A century-plus-year-old administrative oversight that left the ownership of a historic Castine church in limbo has been rectified.
Residents at Castine’s town meeting Saturday voted to allow the Select Board to sign a deed over to the Unitarian Universalist church, granting the congregation ownership of the church property it has occupied since the 1800s.
Many in the seaside community had been operating under the assumption that the church, one of the oldest houses of worship in Eastern Maine, was owned by the local congregation. But, when the church recently explored a possible renovation, officials learned that it did not have a deed for the property or anything in writing to prove it owned the land on Court Street.

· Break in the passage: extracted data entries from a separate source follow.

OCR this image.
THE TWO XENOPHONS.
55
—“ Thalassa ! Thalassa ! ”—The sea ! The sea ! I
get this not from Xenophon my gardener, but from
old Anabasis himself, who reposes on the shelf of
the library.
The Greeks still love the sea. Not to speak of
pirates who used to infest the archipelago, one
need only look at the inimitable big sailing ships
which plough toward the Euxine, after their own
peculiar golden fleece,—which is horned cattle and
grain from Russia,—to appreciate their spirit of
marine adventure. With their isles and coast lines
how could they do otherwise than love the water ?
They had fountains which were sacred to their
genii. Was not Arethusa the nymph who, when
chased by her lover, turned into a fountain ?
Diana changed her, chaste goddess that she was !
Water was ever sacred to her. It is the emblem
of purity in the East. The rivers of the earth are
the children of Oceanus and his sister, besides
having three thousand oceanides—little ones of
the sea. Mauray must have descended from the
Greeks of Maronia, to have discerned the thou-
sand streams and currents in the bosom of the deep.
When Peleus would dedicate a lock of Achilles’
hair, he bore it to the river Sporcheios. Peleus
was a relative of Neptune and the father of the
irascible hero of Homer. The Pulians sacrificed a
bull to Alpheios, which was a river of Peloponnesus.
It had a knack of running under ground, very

Technically, the church property could have still belonged to the town. The land was donated to Castine in 1790 and the church was built with taxpayer funds the following year. At the time, it served as both a holy building and the center of municipal activity.
The town is believed to have stepped away from maintaining the property in the 1800s and the congregation remained. But town and church officials, as well as the local historical society, could find no records of ownership being officially transferred to the congregation, which has been there since the church’s founding.
The town meeting article codifying that the church and land does belong to the Unitarian Universalist Congregation of Castine drew no discussion from voters, who were more occupied with debating how to manage snowy sidewalks and the merits of expanding the number of school committee members.
But getting rightful ownership of the church land was a relief to parishioners.
“It’s nice to know we own what we have carefully taken care of for a long time,” said Brooke Tenney, the president of the church’s governing board. “We’re pleased to have that mystery solved.”